One weapon in our fight against nature’s inevitable push is beach renourishment, which typically means dredging sand from offshore and depositing it onto beaches to replace part of what has been eroded. But at best, those efforts are just buying us more time, rather than permanently saving those oceanfront properties.

Our other opponents in the effort to preserve our beaches as they appear now are climate change and sea level rise. Melting glaciers and the thermal expansion of seawater as it warms are raising ocean levels at an accelerating rate.

A photo of a home in Rodanthe collapsing into the ocean in May 2022
A Rodanthe home collapses into the ocean on May 10, 2022. (Photo by Cape Hatteras National Seashore)

The Wilmington area has already seen a rise of about 11 inches since 1950, and that rate of rise is nearly twice as high along our northern coast due to its flatter topography – remember the lay of the land east of the Suffolk Scarp – and sinking sediments, according to Dr. Reide Corbett, executive director of the Coastal Studies Institute.

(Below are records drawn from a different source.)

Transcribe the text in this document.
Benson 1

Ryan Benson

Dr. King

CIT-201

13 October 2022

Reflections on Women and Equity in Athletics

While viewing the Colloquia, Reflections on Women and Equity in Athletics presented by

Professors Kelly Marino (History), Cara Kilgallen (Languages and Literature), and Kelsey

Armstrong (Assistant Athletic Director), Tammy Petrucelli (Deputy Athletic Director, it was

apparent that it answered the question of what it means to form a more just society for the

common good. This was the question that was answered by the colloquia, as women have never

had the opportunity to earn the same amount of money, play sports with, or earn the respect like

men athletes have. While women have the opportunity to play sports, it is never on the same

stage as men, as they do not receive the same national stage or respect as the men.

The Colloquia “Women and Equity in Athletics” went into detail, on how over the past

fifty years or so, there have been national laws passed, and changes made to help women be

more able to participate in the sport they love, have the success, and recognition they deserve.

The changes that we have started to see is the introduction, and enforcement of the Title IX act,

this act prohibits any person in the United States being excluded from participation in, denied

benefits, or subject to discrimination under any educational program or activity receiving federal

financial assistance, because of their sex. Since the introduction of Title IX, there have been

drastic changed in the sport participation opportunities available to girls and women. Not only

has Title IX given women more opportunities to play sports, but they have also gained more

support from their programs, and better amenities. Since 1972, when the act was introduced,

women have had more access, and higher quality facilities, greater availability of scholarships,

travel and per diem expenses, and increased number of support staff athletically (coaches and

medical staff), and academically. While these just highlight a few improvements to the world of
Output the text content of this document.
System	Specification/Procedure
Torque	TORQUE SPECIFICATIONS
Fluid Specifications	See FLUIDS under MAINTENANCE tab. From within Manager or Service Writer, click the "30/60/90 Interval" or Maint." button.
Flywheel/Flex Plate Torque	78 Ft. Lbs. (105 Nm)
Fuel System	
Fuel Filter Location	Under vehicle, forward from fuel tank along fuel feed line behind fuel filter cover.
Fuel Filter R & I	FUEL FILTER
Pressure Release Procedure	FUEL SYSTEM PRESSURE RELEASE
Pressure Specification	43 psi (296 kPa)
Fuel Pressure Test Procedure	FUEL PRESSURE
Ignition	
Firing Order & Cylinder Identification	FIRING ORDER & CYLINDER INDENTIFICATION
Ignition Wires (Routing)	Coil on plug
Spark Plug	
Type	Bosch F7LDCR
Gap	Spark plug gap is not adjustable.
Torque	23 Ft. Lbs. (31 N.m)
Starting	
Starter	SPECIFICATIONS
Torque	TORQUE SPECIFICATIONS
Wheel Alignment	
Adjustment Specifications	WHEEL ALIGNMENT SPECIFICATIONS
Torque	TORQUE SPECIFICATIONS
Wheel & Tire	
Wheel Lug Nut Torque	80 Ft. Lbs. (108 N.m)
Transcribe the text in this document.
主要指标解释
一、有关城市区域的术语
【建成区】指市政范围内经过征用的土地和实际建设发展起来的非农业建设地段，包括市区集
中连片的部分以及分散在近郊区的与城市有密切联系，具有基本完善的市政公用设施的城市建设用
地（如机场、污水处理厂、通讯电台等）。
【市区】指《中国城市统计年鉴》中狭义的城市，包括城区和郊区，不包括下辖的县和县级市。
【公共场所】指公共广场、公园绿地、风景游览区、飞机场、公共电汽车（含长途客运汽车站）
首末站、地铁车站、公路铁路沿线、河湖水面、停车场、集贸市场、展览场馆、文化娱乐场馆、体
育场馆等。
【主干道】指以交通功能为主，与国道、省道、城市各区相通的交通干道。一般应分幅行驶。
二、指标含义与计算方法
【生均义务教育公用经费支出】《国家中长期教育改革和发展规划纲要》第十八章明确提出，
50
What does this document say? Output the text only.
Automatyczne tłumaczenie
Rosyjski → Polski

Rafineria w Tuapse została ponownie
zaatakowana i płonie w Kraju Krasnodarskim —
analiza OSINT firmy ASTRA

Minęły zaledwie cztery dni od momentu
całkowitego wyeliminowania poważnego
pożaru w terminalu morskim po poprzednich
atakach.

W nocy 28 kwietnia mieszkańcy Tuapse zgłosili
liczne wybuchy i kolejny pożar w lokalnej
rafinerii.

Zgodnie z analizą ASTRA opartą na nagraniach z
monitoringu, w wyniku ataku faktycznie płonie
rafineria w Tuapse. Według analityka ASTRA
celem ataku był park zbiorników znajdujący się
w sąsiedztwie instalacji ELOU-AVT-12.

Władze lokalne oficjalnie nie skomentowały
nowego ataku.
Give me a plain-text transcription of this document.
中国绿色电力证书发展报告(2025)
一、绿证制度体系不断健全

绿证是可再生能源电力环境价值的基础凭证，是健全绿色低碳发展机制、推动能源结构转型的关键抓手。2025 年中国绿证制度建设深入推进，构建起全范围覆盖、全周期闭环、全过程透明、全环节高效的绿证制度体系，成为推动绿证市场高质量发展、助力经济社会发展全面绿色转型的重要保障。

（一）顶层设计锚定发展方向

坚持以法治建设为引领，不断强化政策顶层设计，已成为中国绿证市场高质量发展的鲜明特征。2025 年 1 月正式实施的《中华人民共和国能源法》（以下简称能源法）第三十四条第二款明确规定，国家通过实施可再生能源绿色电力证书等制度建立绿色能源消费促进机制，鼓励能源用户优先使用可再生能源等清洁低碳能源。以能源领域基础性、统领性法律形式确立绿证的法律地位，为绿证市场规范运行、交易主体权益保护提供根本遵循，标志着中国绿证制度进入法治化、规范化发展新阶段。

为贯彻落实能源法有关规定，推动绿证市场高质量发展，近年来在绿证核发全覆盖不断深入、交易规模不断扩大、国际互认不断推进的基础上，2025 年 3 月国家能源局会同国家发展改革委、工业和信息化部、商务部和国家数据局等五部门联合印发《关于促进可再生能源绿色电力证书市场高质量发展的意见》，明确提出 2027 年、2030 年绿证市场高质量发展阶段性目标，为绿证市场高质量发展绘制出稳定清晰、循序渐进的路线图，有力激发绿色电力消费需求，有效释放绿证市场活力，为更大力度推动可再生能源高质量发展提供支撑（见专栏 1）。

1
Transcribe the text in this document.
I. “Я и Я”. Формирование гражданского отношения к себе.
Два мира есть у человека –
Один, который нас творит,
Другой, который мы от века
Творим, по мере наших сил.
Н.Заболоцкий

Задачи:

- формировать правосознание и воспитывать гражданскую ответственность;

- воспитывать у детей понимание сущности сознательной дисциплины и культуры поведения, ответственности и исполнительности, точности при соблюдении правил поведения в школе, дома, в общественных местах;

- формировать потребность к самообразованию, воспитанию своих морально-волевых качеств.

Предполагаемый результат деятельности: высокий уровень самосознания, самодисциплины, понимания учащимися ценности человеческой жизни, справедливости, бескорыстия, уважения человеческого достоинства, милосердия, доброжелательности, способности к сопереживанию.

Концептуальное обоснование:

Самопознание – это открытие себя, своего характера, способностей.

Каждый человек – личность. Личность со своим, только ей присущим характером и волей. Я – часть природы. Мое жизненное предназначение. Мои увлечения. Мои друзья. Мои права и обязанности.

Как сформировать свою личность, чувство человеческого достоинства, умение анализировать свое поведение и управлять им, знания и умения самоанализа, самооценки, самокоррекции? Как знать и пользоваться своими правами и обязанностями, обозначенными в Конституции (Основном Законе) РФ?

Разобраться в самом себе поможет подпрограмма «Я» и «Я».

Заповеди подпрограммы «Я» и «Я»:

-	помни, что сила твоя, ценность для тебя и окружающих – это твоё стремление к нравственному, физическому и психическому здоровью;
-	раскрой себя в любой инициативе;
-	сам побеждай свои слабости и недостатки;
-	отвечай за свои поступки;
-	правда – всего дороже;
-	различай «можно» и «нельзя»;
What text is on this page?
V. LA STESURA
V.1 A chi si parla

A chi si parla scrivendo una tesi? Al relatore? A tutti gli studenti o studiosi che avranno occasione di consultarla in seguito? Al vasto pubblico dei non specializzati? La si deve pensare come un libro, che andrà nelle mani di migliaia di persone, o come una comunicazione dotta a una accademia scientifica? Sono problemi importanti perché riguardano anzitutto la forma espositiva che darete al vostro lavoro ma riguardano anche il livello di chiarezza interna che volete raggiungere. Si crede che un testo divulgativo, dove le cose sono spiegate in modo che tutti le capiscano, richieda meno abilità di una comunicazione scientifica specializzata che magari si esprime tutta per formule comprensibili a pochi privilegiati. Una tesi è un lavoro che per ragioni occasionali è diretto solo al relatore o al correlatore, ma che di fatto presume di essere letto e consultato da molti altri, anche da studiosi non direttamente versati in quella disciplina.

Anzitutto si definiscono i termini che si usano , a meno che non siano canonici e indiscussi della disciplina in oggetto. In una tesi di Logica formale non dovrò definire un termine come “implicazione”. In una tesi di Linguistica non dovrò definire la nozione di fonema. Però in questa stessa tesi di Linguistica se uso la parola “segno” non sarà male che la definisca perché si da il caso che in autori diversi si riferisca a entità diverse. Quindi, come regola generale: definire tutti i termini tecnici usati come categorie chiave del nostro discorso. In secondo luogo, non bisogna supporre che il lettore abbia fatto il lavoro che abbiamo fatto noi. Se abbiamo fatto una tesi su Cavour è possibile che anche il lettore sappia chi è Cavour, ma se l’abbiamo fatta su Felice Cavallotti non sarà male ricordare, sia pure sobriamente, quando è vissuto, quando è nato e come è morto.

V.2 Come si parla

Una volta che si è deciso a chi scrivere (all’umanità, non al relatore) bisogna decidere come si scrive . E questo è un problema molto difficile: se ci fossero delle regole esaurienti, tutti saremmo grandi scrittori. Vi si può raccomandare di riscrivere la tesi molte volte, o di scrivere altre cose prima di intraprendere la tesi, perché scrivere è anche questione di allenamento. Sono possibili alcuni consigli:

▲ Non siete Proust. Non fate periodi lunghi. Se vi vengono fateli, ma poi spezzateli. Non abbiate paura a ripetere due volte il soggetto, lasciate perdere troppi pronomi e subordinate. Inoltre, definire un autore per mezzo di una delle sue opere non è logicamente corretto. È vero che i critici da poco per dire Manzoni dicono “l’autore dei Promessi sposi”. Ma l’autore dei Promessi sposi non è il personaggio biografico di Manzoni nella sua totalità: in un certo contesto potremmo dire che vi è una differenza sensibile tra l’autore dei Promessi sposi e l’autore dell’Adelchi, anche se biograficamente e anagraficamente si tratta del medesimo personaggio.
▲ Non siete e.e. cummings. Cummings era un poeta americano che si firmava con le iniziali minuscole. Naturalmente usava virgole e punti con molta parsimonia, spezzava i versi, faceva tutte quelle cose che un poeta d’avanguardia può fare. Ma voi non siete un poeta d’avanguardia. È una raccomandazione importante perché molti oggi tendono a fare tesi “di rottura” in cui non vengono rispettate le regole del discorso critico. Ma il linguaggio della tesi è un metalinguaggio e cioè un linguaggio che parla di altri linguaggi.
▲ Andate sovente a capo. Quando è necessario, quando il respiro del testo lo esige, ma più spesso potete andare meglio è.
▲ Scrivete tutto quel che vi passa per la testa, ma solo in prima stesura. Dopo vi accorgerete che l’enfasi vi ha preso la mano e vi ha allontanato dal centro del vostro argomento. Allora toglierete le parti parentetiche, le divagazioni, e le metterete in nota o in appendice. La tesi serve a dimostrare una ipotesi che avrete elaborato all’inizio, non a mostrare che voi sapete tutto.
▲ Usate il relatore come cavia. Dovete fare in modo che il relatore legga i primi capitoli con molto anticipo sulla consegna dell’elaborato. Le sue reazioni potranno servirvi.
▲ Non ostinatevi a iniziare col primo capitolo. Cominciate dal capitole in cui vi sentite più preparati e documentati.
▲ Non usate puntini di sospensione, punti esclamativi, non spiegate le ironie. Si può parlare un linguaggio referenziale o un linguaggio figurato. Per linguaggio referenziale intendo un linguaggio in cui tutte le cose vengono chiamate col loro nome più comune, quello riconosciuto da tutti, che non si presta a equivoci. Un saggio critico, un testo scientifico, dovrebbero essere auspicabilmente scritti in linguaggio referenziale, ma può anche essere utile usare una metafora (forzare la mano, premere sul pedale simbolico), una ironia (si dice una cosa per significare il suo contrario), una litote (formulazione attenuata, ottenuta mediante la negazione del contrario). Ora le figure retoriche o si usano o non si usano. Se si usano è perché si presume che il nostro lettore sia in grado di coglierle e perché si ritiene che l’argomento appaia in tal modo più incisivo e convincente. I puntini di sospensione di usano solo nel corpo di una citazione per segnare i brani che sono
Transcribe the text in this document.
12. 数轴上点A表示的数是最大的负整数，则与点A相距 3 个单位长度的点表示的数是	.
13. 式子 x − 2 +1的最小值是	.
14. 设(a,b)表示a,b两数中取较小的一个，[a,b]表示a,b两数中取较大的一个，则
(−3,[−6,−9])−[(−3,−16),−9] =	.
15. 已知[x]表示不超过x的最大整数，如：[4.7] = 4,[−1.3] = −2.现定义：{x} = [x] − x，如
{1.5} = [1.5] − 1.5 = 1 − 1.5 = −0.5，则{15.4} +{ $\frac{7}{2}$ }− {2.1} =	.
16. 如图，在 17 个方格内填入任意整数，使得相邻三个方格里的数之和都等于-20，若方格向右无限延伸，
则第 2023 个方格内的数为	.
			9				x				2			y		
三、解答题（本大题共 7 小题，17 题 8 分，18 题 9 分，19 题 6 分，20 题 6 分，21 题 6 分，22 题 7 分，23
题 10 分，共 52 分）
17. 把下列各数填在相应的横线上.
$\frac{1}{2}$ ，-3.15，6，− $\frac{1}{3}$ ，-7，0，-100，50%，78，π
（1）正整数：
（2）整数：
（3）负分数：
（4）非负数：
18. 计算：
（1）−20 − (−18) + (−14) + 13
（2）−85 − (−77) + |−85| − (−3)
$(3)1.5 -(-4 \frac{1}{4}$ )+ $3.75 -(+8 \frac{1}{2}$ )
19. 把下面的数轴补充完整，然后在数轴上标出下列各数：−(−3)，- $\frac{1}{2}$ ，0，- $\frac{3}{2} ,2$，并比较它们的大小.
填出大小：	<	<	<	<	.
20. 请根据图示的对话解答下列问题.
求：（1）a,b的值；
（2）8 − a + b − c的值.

For Corbett, the problem goes beyond just houses disappearing into the waves. He also worries about how our coastal infrastructure can withstand these changes, from the need to raise and rebuild roads to managing wastewater disposal.

“Those are things we need to think about,” he said. “Reporters love to show houses falling into the ocean because it’s an attention grabber, but showing a failing septic system isn’t as flashy.”

While the ongoing assault of the ocean along our shifting shoreline is rightfully concerning for many, the very processes behind those changes are an area of clean-energy opportunity for some.

In recent years, offshore wind farms have been proposed and often maligned in a not-in-my-backyard sense, although a recently announced bipartisan initiative will seek to coordinate and expand the industry from North Carolina through Maine.

While such large-scale investments in renewable energy are important, Muglia’s research suggests we could get some of those benefits while keeping them totally out of sight from coastal residents – by harnessing the power of the ocean currents.

His team at the Coastal Studies Institute, together with the Control and Optimization for Renewables and Energy Efficiency (CORE) Lab at NC State University, has been testing devices akin to underwater kites that use the pull of the current to tension a tether. Some of that energy can then be captured, and could be stored as a renewable energy source. For now, it is being used to power measuring devices as part of the research equipment.

A diagram of an underwater kite that can be used for energy generation
A diagram of the CORE Lab’s underwater kite, which makes cross-current figure-eight motion to tension a tether and generate energy. (Image courtesy Dr. Mike Muglia and Dr. Chris Vermillion)

After a successful test being towed behind a boat in Lake Norman, the team hopes to pilot their kite in an ocean environment later this year.

The oceans may also offer a solution to a problem they’re creating: saltwater intrusion into groundwater supplies.

“We just deployed four wave-powered desalination plants to make clean water available on the coast,” said Muglia.

It’s all part of “a big push for powering the ‘blue economy’,” he said, referring to the sustainable use of ocean resources for economic growth, improved livelihoods and jobs, and ocean ecosystem health, as defined by the World Bank.

Of course, these efforts aren’t forever fixes for constantly changing coastal communities, and it will take more than just a few seafaring kites to reverse climate changes or slow the charge of Mother Nature.

But ironically, the ongoing, intensifying wave of water that has shaped our coastline historically and threatens it today could offer the rest of our state hope of a cleaner future.